Casación anuló un fallo y ordenó investigar la represión policial a jubilados

Por la denuncia de Pérez Esquivel
El máximo tribunal penal cuestionó la inacción del fiscal Taiano, apartó a los jueces de la Cámara Federal y ordenó investigar los episodios frente a Congreso.

La Sala II de la Cámara Federal de Casación Penal —integrada por los jueces Alejandro Slokar, Angela Ledesma y Guillermo Yacobucci—, en la causa originada por la denuncia del Premio Nobel de la Paz Adolfo Pérez Esquivel, resolvió hacer lugar al recurso de casación interpuesto por la querella (patrocinada por la abogada María del Carmen Verdú) y ordenó la inmediata reapertura de la instrucción para la investigación a todos los responsables por las lesiones causas a un jubilado en el marco de la pacífica marcha de los miércoles.

El momento del ataque fue captado por el canal Todo Noticias (TN). El accionar de los uniformados causó una fuerte conmoción en los periodistas que estaban cubriendo la pacífica movilización del 22 de octubre del año pasado.

Los periodistas relataron cómo la fuerza pública arremetía contra un sector de la sociedad que no ofrecía resistencia alguna, exclamando: “Es innecesaria la violencia, tiraron a alguien al piso. Es innecesario lo que están haciendo. Atención que hay alguien en el piso. Lo acaba de empujar una persona que estaba custodiando en el lugar. Lo acabamos de ver en vivo. Un policía. Son jubilados los que estamos viendo, ¿a ustedes les parece que hay resistencia? ¿Hay violencia que están generando los jubilados? Están reclamando”.

El juez Slokar lideró el acuerdo con un voto contundente que puso el foco en el límite al uso irracional de la fuerza, el “paradigma de combate” y su impacto en las fuerzas de seguridad, la protección de los sectores vulnerables y el “efecto desaliento” y la amenaza a la democracia.

Archivo prematuro de la causa
Para el magistrado, la decisión de cerrar la causa, a partir del pedido de archivo del fiscal Eduardo Taiano, fue prematura y arbitraria, ya que ignoró tanto la condición de vulnerabilidad de la víctima como la naturaleza pacífica de la protesta.

En este sentido, Slokar sostuvo que «el operativo de seguridad que por mandato constitucional debía garantizar el ejercicio de los derechos a la libertad de expresión, de reunión y de petición a las autoridades, constituyó –de adverso- un impedimento para su ejercicio, máxime cuando no se verificaron legítimas razones que justificaran el empleo de la fuerza por parte de las autoridades».

También, cuestionó el magistrado que bajo un «paradigma beligerante de ‘combate'», la violencia estatal contra los más débiles no solo es contraria al sistema democrático, sino que provoca «efectos deteriorantes de aquellos efectivos que en términos de obediencia lesiva concretan la actividad represiva ilegal».

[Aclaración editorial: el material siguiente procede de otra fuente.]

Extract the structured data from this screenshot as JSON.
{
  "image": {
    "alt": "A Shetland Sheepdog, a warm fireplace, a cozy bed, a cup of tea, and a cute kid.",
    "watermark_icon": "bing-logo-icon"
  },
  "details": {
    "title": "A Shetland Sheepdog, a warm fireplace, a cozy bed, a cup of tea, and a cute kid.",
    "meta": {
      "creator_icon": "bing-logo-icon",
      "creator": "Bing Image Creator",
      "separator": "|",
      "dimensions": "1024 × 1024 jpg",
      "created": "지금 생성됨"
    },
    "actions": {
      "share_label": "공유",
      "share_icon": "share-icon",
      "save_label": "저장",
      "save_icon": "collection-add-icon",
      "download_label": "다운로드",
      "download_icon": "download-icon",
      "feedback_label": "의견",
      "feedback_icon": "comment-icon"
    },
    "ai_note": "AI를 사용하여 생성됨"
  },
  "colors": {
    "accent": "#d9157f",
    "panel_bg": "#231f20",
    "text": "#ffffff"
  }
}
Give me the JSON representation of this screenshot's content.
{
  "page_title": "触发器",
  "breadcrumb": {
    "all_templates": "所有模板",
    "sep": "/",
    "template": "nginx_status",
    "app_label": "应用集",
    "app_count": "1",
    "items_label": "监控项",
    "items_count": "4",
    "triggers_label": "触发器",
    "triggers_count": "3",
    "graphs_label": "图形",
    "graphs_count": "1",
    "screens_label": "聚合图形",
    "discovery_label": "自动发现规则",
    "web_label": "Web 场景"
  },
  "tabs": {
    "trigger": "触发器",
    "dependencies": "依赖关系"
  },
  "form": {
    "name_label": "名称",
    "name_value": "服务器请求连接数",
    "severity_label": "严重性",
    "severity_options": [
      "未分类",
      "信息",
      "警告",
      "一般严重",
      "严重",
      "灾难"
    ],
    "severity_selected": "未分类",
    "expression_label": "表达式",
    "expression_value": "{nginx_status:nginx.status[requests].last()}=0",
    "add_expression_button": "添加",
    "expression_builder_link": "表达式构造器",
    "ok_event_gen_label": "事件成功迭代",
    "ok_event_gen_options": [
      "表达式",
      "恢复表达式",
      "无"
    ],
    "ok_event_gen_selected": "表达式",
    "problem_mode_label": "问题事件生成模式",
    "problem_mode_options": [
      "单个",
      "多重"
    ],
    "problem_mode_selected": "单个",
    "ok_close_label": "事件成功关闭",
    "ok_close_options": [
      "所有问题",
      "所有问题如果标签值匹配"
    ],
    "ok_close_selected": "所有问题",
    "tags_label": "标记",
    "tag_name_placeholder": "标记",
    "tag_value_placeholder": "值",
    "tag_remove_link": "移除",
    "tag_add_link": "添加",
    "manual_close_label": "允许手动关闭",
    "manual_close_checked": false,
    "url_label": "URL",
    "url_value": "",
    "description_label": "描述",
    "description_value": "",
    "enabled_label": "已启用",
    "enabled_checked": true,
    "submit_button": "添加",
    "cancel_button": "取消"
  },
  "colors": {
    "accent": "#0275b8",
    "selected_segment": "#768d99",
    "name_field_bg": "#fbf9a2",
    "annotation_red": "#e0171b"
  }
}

En esta misma línea, concluyó que «la abdicación de la función jurisdiccional de control y limitación frente al exceso represivo estatal trasunta otra consecuencia que es el denominado efecto desaliento (o desincentivo), que tiene por resultado la atrofia del debate público».

Con citas de la Corte Interamericana de Derechos Humanos y de la Comisión Interamericana de Derechos Humanos (CIDH), reiteró que: “los Estados tienen la obligación reforzada de combatir la impunidad en casos de violencia contra personas que se manifiestan pública y pacíficamente en defensa de sus propios derechos –en este caso derechos sociales básicos- ya que este tipo de violencia institucional tiene un efecto amedrentador (chilling effect) sobre la libertad de pensamiento y de expresión y la democracia”.

La jueza Angela Ledesma adhirió a la solución propuesta por Slokar, destacando que el fiscal de origen no observó los estándares constitucionales y valorando la voluntad persecutoria del fiscal general ante la instancia de Casación.

Por su parte, el juez Guillermo Yacobucci votó en disidencia, considerando que el recurso era inadmisible.

Además de dejar sin efecto el archivo de la causa, Casación ordenó apartar a los jueces Bruglia, Bertuzzi y Llorens, integrantes de la Sala I de la Cámara Federal, y encomendó al juzgado de origen la realización inmediata de medidas de prueba que habían sido omitidas.

La decisión adoptada por la Cámara Federal de Casación Penal cobra especial relevancia en el contexto del profundo retroceso en las libertades de petición y expresión en el país, el cual fue destacado días atrás por la Comisión Interamericana de Derechos Humanos (CIDH) en su informe anual.